DULWICH PICTURE GALLERY, NORMAN ROCKWELL EXHIBITION


NORMAN ROCKWELL EXHIBITION ENDS 27 MARCH 2011

There is a comparison to be made at the Dulwich Picture Gallery,  between the work of American artist and illustrator Norman Rockwell and the Spanish painter of the 17th century, Murillo.

Make sure you take the opportunity to look at Murillo’s paintings after seeing the Rockwell, then  walk down to the end of the gallery and admire the beautiful Vermeer, which is ‘A Lady at the Virginals with a Gentleman‘ on loan from Her Majesty the Queen.

First, the Norman Rockwell is full of work that brings a smile to the lips, and a great deal of amused appreciation from the viewers.  I noticed several people pointing out dogs.  You probably know the Saturday Evening Post magazine covers,.  They are famous, and all 323 of them are on display.

EARLY STUDIES

More interesting are the actual studies and examples of the originals, which were completed in oils.  A few are in gouache.  Particularly attuned to today’s tastes are the studies such as ‘The Problem  We All Live With’, in gouache and  ‘Peace Corps in Ethiopia’.  The paint is fluid and yet dense, with texture and freedom of application, brush marks are still there and the colours are still brilliant. They dated from 1964 and 1966.

Norman Rockwell’s early works are also in very good condition, luminous and obviously  owing much to Rockwell’s admiration of masters such as Vermeer.  That is why it is so interesting to be able to compare the two painters at Dulwich.

DULWICH PICTURE GALLERY, DULWICH VILLAGE, LONDON SE21 7AD

I consider the sentimental subjects and choice of models spoils the work of Norman Rockwell, unfortunately – work which was of course not created to appear in hallowed halls of famous art galleries but to be seen on a paper journal’s cover, produced weekly, laughed at and then thrown away.

WORKING METHODS

The artist’s working method was explained.  In particular I read about his creation of ‘Charwomen in Theatre’, a study of 1946.  Rockwell visited the theatre in New York, made sketches and had a photographer along to do photos of the setting, the seats, the lights and darks.  Back home he had two neighbours posing as the charladies which in the picture are reading the programme, surrounded by bucket and mops.  The colours here again are just delicious, the ladies blocked in freely and the result is tactile and fresh.

There are a lot of little boys, elderly men, sailors, grim old women, dogs, courting couples.

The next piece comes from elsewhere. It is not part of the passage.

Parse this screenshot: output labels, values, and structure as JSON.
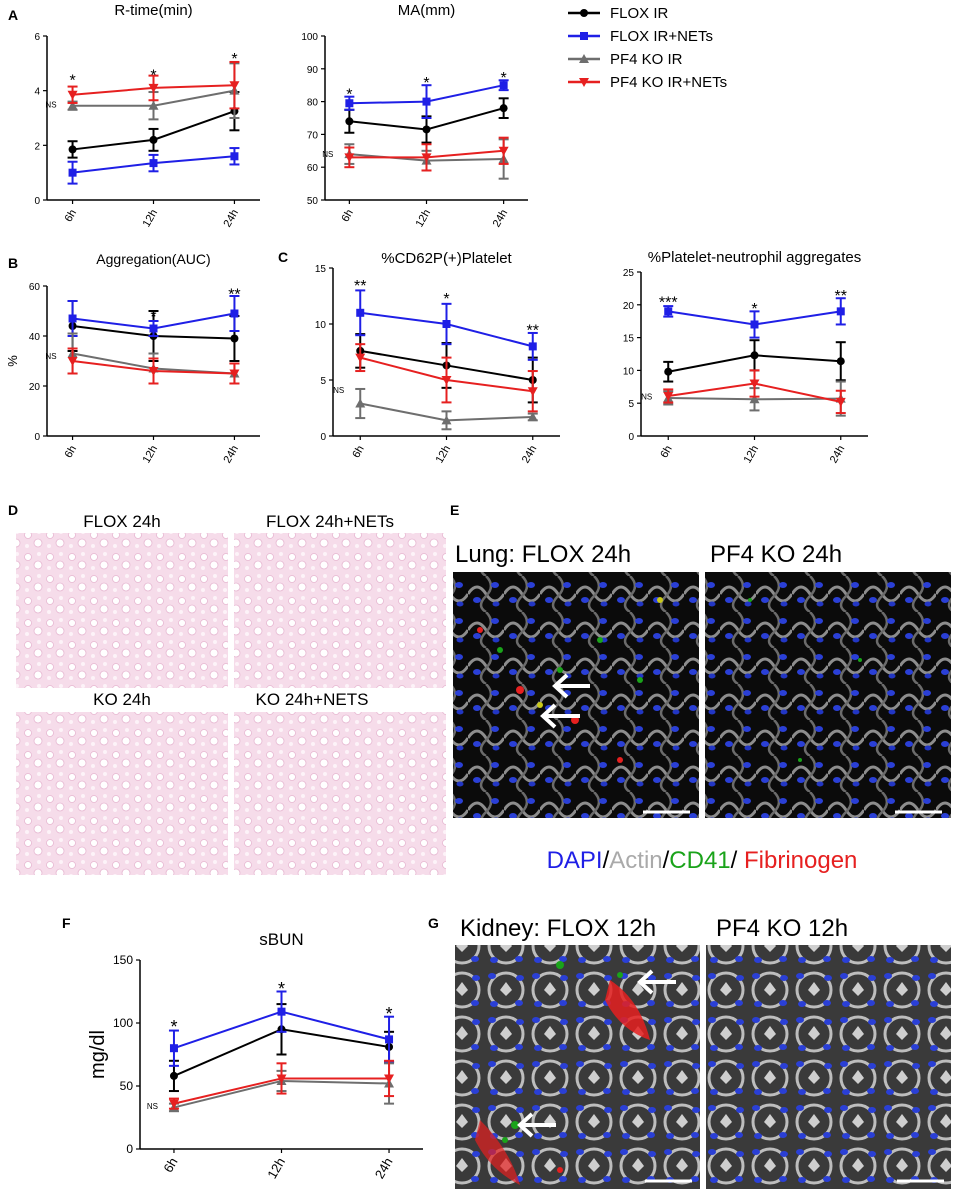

‘It’s lovely, isn’t it?  I heard one young woman exclaim with delight.  For me the illustrated covers of Saturday Evening Post are too twee and ‘feelgood’, there are too many stock figures, funny animals, faces in grotesque grimace.

SHORT ON MALICE

One of the large displays of text which are on the walls of the gallery explain that Rockwell was ‘short on malice’ and I wonder which painter or illustrator is ‘long on malice’?  Maybe a cartoonist such as Gerald Scarf, but malice – with or without – seems a strong word to describe a visual creation.

MURILLO

Now to the Murillos just outside this exhibition.  There they are, two paintings, each of little boys, one with a cute dog.  Painted in the late 1660s, they are poor boys – they are not lovely, one child smiles.  Apparently Ruskin described them as ‘repulsive and wicked children’,  and the paintings showed  ‘mere delight in foulness’  (he was a bit weird anyway).  The paintings tell a story, just as the Rockwells do, why is the child with bread being cajoled by the boy with the dog?  You make up the answer.

VERMEER

The Vermeer is different again, bright, crisp shapes of the marble floor, the windows and walls, soft and slightly out of focus figures but no dog, no humour.  You can still make up the ending of the story.  Would you describe this as ‘photo-realism’?  It is more real than that.  Its realism with humanity.